A novel autoencoder-transformer model trained on simulated data for precise, high-throughput oxidation state prediction from spectra, improving analysis of redox processes.

Findings

High accuracy in predicting Cu oxidation states on simulated data

Effective performance on experimental XAS and EELS spectra

Enables quantitative analysis of Cu redox in various conditions

Abstract

X-ray absorption spectroscopy (XAS) and electron energy-loss spectroscopy (EELS) produce detailed information about oxidation state, bonding, and coordination, making them essential for quantitative studies of redox and structure in functional materials.

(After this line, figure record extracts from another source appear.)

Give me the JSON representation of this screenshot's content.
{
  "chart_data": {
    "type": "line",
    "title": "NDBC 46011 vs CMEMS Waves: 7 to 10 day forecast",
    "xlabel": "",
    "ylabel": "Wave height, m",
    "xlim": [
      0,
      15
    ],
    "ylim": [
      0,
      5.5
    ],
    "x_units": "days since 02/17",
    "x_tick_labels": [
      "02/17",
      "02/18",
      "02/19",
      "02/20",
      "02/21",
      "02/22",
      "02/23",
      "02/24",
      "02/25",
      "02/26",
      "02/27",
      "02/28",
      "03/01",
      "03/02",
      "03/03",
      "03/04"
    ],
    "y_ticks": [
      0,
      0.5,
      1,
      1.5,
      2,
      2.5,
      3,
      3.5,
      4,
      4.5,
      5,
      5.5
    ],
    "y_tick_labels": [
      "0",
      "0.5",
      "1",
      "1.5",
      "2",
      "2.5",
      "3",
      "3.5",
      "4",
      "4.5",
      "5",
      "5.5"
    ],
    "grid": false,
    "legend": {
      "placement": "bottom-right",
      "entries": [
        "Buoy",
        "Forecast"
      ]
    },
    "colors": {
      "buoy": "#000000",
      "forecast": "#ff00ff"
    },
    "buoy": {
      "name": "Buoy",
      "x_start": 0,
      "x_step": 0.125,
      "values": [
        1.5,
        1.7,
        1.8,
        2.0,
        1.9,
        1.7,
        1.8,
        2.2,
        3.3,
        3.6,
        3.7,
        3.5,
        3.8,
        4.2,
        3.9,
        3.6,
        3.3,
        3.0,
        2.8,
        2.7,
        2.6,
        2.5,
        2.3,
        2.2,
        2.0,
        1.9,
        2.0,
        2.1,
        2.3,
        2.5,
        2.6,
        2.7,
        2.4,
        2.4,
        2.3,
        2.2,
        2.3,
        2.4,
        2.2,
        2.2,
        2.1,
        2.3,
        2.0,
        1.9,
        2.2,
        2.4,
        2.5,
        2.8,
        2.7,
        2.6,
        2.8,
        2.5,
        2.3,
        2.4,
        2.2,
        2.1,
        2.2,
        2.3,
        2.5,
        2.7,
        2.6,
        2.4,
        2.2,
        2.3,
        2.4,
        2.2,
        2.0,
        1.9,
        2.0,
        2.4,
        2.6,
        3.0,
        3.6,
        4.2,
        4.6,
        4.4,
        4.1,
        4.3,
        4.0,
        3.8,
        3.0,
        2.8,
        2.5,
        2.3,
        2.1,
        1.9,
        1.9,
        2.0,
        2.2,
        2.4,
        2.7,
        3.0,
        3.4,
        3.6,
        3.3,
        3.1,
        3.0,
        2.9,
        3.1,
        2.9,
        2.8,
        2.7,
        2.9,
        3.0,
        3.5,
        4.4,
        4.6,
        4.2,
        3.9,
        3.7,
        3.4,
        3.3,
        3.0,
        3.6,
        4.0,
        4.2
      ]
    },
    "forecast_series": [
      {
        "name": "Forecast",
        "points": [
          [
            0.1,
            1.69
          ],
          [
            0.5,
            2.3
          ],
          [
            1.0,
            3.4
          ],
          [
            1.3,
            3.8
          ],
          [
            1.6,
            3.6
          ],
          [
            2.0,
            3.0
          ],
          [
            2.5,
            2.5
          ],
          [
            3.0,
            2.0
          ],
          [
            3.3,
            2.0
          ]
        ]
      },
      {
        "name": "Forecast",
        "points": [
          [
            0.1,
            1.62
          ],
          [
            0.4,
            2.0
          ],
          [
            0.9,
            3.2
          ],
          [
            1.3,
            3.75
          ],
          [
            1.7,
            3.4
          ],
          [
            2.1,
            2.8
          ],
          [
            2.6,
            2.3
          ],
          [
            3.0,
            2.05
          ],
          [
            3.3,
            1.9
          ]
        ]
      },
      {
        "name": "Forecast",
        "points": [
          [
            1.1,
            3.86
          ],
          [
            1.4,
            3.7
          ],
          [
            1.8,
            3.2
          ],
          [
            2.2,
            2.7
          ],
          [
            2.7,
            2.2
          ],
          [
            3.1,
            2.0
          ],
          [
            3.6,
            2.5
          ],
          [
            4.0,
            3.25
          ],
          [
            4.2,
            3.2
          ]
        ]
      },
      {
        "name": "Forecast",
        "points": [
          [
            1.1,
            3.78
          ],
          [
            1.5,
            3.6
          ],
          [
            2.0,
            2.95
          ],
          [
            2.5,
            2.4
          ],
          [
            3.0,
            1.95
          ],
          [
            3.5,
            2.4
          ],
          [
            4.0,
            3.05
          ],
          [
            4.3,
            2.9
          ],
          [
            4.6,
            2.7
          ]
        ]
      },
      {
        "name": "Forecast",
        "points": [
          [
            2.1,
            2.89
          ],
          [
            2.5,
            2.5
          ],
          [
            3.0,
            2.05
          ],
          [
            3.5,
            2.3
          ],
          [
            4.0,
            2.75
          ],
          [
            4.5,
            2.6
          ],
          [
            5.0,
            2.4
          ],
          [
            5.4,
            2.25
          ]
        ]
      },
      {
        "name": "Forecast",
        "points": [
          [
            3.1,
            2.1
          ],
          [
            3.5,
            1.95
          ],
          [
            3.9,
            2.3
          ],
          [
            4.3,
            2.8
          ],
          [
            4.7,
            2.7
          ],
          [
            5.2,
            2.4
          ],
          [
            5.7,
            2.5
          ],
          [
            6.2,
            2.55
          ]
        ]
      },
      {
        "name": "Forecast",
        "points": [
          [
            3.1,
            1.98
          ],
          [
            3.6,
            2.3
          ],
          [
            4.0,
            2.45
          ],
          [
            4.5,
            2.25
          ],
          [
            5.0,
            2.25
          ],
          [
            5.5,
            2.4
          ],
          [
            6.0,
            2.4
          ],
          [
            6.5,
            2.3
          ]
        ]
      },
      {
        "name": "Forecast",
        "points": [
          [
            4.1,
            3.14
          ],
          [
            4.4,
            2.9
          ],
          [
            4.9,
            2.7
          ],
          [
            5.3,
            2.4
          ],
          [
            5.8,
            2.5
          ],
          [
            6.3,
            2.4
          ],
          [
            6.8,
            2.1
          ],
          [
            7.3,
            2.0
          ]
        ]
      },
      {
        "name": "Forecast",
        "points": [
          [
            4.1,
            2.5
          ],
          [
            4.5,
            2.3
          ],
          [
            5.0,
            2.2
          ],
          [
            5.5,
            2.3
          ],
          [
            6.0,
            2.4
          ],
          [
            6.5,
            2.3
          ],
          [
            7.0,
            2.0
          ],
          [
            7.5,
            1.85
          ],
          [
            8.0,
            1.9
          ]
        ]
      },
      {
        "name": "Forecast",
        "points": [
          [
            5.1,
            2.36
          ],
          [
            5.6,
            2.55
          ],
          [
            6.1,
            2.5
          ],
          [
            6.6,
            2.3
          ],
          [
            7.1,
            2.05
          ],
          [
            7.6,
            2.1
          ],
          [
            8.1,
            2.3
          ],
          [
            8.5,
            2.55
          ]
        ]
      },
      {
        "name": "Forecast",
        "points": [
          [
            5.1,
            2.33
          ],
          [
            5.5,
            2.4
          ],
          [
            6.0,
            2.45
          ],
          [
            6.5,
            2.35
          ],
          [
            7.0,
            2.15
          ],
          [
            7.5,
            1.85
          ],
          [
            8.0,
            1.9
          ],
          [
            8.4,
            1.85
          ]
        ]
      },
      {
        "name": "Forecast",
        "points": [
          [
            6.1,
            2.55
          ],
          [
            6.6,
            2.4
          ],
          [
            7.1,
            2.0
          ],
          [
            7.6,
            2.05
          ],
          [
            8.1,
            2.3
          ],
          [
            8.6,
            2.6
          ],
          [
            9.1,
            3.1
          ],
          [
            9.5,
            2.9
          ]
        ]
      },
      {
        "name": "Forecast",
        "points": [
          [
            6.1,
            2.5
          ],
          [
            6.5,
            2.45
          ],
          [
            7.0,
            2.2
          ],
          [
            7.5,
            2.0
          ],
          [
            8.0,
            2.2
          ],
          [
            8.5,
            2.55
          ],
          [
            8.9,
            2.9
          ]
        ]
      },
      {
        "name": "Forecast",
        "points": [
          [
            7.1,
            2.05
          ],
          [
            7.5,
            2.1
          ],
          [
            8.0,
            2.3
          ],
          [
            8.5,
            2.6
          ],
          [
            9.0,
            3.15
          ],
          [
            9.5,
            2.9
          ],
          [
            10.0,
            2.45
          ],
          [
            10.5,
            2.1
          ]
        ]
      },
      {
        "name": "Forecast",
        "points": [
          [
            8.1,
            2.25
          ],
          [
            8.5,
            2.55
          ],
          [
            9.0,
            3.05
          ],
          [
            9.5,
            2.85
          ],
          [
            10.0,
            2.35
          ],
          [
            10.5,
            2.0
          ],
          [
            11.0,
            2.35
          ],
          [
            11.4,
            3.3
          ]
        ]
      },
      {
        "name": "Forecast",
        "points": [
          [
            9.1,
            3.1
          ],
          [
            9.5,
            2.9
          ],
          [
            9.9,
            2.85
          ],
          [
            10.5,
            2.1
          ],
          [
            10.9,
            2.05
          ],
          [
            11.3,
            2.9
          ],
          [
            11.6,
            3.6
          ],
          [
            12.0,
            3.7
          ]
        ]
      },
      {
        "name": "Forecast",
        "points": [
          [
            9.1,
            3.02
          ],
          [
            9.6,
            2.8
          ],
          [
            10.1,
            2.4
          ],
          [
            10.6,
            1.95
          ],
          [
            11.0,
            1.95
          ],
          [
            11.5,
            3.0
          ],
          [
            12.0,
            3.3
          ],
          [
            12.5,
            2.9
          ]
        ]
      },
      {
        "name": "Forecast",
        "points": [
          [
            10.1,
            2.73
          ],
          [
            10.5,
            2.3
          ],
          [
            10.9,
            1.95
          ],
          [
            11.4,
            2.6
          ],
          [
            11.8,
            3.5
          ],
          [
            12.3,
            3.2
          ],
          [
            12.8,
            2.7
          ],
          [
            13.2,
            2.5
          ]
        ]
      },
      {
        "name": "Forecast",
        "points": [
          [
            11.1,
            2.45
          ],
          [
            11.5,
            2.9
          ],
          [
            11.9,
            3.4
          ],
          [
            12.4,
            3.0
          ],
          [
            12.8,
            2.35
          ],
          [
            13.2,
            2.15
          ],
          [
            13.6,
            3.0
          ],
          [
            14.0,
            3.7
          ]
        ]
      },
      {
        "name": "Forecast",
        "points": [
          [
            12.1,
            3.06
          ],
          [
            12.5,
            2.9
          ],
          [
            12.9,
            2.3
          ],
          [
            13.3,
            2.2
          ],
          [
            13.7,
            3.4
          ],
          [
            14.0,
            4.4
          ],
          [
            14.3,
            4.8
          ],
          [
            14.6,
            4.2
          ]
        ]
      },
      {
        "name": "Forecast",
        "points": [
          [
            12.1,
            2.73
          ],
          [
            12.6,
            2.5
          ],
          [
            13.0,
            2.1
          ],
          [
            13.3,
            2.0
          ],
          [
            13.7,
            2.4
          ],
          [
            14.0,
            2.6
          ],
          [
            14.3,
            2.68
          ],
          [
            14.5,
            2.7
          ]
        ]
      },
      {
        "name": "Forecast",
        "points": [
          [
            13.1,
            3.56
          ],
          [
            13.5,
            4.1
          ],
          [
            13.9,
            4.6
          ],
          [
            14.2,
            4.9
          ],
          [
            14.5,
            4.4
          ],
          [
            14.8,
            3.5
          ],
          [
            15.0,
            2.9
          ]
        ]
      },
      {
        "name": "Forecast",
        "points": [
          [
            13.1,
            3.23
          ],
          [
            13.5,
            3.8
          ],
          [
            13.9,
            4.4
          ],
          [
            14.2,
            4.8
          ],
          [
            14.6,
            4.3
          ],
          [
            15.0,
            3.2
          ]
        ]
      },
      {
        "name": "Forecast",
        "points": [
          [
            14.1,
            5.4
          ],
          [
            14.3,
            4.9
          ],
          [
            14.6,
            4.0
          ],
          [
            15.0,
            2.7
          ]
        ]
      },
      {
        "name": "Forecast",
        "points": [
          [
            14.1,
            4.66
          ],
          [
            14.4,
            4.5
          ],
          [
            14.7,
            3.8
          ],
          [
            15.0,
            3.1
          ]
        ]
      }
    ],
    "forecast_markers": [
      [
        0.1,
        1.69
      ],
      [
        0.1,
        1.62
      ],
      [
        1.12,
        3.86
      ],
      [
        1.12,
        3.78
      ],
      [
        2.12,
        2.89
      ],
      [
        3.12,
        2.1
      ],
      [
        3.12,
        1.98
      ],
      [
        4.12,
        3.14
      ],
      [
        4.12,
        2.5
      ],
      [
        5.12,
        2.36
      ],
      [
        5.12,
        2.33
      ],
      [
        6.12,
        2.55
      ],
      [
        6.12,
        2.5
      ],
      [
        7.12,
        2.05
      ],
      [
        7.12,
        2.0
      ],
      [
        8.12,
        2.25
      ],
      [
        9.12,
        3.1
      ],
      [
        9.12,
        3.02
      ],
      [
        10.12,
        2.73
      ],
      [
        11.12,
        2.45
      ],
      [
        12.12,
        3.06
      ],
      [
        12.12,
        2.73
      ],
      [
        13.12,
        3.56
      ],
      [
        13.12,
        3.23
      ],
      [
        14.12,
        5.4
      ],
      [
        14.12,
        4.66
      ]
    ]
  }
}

However, high-throughput quantitative analysis of these spectra, especially for mixed valence materials, remains challenging as diverse experimental conditions introduce noise, misalignment, broadening of the spectral features. We address this challenge by training a machine learning model consisting of an autoencoder to standardize the spectra and a transformer model to predict both Cu oxidation state and Bader charge directly from L-edge spectra. The model is trained on a large dataset of FEFF-simulated spectra and evaluates model performance on both simulated and experimental data. The results of the machine learning model exhibit highly accurate prediction across the domains of simulated and experimental XAS as well as experimental EELS. These advances enable future quantitative analysis of Cu redox processes under in situ and operando conditions.